Je déglutis durement, réalisant mon glissement freudien. Ça me fait peur et ça ne me fait pas peur, tout à la fois.

Elle se penche et murmure. "Je suis heureuse que tu aies découvert à quel point la vie est impressionnante avec un fluffernutter. C'était un vrai plaisir pour moi d'éveiller tes sens…"

Je me redresse, ayant besoin de sentir ses lèvres sur les miennes. Des respirations chaudes, des langues roulantes, des pincements ludiques ... elle fait une lap danse séduisante et nous sommes comme des adolescents libidineux pendant quelques minutes, pour finalement émerger pour prendre de l'air.

"Alors, en parlant de fluffernutters," elle commence à se dégager de mes genoux et tombe à genoux. "Qu'est-ce que tu m'as dit dans le magasin ce jour-là au sujet d'un fluffer?" Elle frotte sa main sur mon érection et passe ses doigts le long de la ceinture de mon boxer. "Leur travail consiste à garder l'acteur excité, as-tu dit?"

Oh, putain d'enfer!

Elle tiraille jusqu'à ce que mon érection se libère et tape contre mon ventre. "Hmm, je dirais qu'un fluffer n'est pas nécessaire dans ton cas."

Nos yeux sont verrouillés pendant qu'elle saisit ma queue et la caresse plusieurs fois. "Mais juste pour être sûre..."

Elle se soulève sur ses genoux et donne un coup de langue au bout. Je dois retenir mon souffle au premier contact de sa langue avec ma bite. Elle lève les yeux, souriant puis enveloppe sa bouche autour de moi, creuse ses joues en créant la plus étonnante des aspirations. Ce qui ne contient pas dans sa bouche, elle compense en pompant avec sa main humidifiée par la salive et me travaille de haut en bas jusqu'à ce que j'halète comme si je venais de courir le marathon des Marines.

Le seigneur est monté au ciel. Même mes fantasmes d'elle les plus fous ne peuvent pas se comparer à la réalité.

Sa bouche est si chaude. Je grogne à chaque coup de ses lèvres. Elle tend la main et range ses cheveux derrière son oreille, car ils sont en train de tomber partout. Je rassemble assez mes esprits pour les réunir et les retenir pour elle. C'est le moins que je puisse faire.
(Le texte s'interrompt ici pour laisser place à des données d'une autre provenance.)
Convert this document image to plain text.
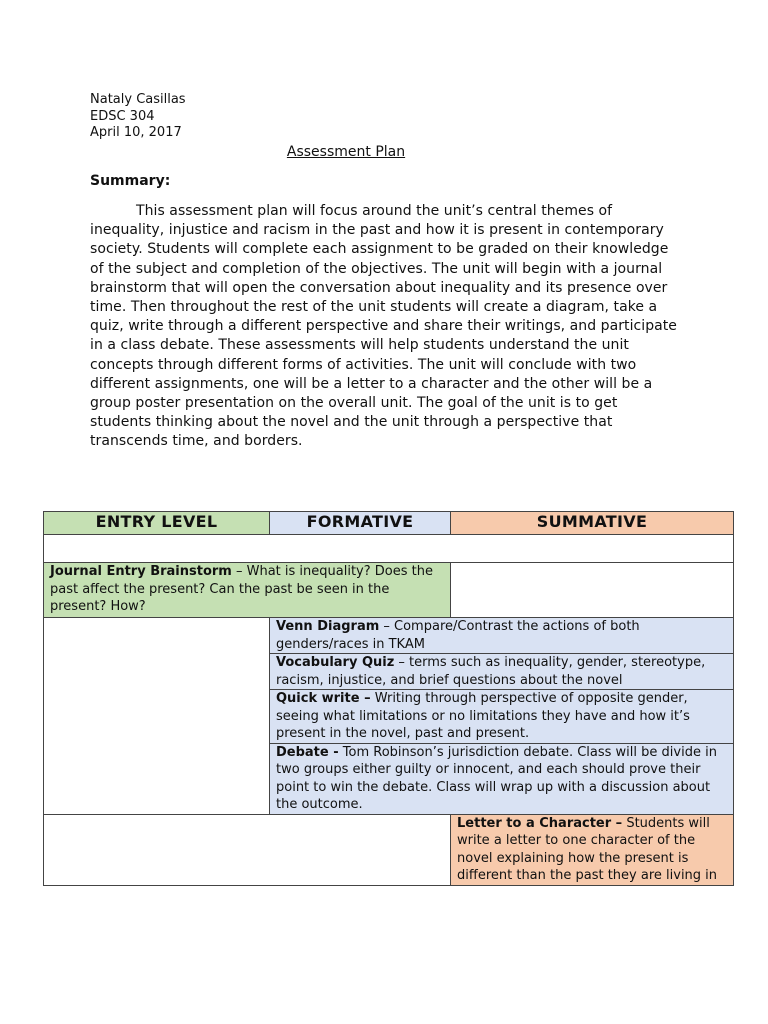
Nataly Casillas
EDSC 304
April 10, 2017
Assessment Plan
Summary:

This assessment plan will focus around the unit’s central themes of inequality, injustice and racism in the past and how it is present in contemporary society. Students will complete each assignment to be graded on their knowledge of the subject and completion of the objectives. The unit will begin with a journal brainstorm that will open the conversation about inequality and its presence over time. Then throughout the rest of the unit students will create a diagram, take a quiz, write through a different perspective and share their writings, and participate in a class debate. These assessments will help students understand the unit concepts through different forms of activities. The unit will conclude with two different assignments, one will be a letter to a character and the other will be a group poster presentation on the overall unit. The goal of the unit is to get students thinking about the novel and the unit through a perspective that transcends time, and borders.

ENTRY LEVEL	FORMATIVE	SUMMATIVE

Journal Entry Brainstorm – What is inequality? Does the past affect the present? Can the past be seen in the present? How?		
	Venn Diagram – Compare/Contrast the actions of both genders/races in TKAM	
	Vocabulary Quiz – terms such as inequality, gender, stereotype, racism, injustice, and brief questions about the novel	
	Quick write – Writing through perspective of opposite gender, seeing what limitations or no limitations they have and how it’s present in the novel, past and present.	
	Debate - Tom Robinson’s jurisdiction debate. Class will be divide in two groups either guilty or innocent, and each should prove their point to win the debate. Class will wrap up with a discussion about the outcome.	
		Letter to a Character – Students will write a letter to one character of the novel explaining how the present is different than the past they are living in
"Merde, Bella, si mouillée... si bon," gémis-je, ma respiration devient de plus en plus laborieuse alors que mes couilles commencent à tinter et mes cuisses à se tendre. "Euh, je suis en train de venir," soufflé-je, voulant qu'elle ait un avertissement mais elle redouble d'effort et tire sur mes boules assez pour que je vois des feux d'artifice instantanés et je me libère dans sa bouche en de multiples jets. Son mouvement ne ralentit pas jusqu'à ce que je sois complètement dépourvu de toute énergie et à peine capable de tenir ses cheveux plus longtemps.

Elle s'assied sur ses genoux, prend quelques gorgées de son lait, en me faisant un clin d'œil. Puis, elle sèche délicatement ses lèvres et son menton avec sa serviette en papier et se lève dans un mouvement fluide.

Sans réserve ni timidité, elle enlève son t-shirt et se tient devant moi dans une petite culotte rose pâle qui a une tache perceptible à l'apex de ses jambes. Un sourire malicieux apparaît sur son visage alors qu'elle regarde entre mes jambes.

"Je me souviens que tu espérais que nous pourrions avoir un rendez-vous intime dans cette luxueuse douche," flirte-t-elle, reculant d'un pas vers ma chambre. "Tu viens, capitaine?"

* Fluff crème de Marshmallow

Termes militaires

Alphas- L'uniforme de service composé de couleurs vert olive et kaki.

CACO - Le membre militaire chargé de transmettre les nouvelles à la famille d'un soldat porté disparu en service ou tué en service.

PCS - changement définitif de base - habituellement pendant trois ans.

Ammo - Munitions

"In Theater" zone des opérations de combat. - Afghanistan, Irak, etc.

CO – Officier Commandant

"Wet Down" - une fête pour célébrer la promotion de tout le personnel des sous-officiers ou des officiers. Le Marine étant promu est censé payer pour quiconque vient pour l'honorer.

Marine Staff NCOs (les grades dans la Marine) - Sergent d'état-major, Sergent-chef, Sergent-chef, Sergent-chef, Maître artilleur, Sergent, Sergent-major, Sergent-major du Corps des marines

Officiers de marine (en ordre de grade) - 2e lieutenant, 1er lieutenant, capitaine, major (commandant), lieutenant-colonel, colonel, général de brigade, major-général, lieutenant-colonel, Général

"In zone" - ayant passé suffisamment de temps avec un grade pour être éligible à la promotion.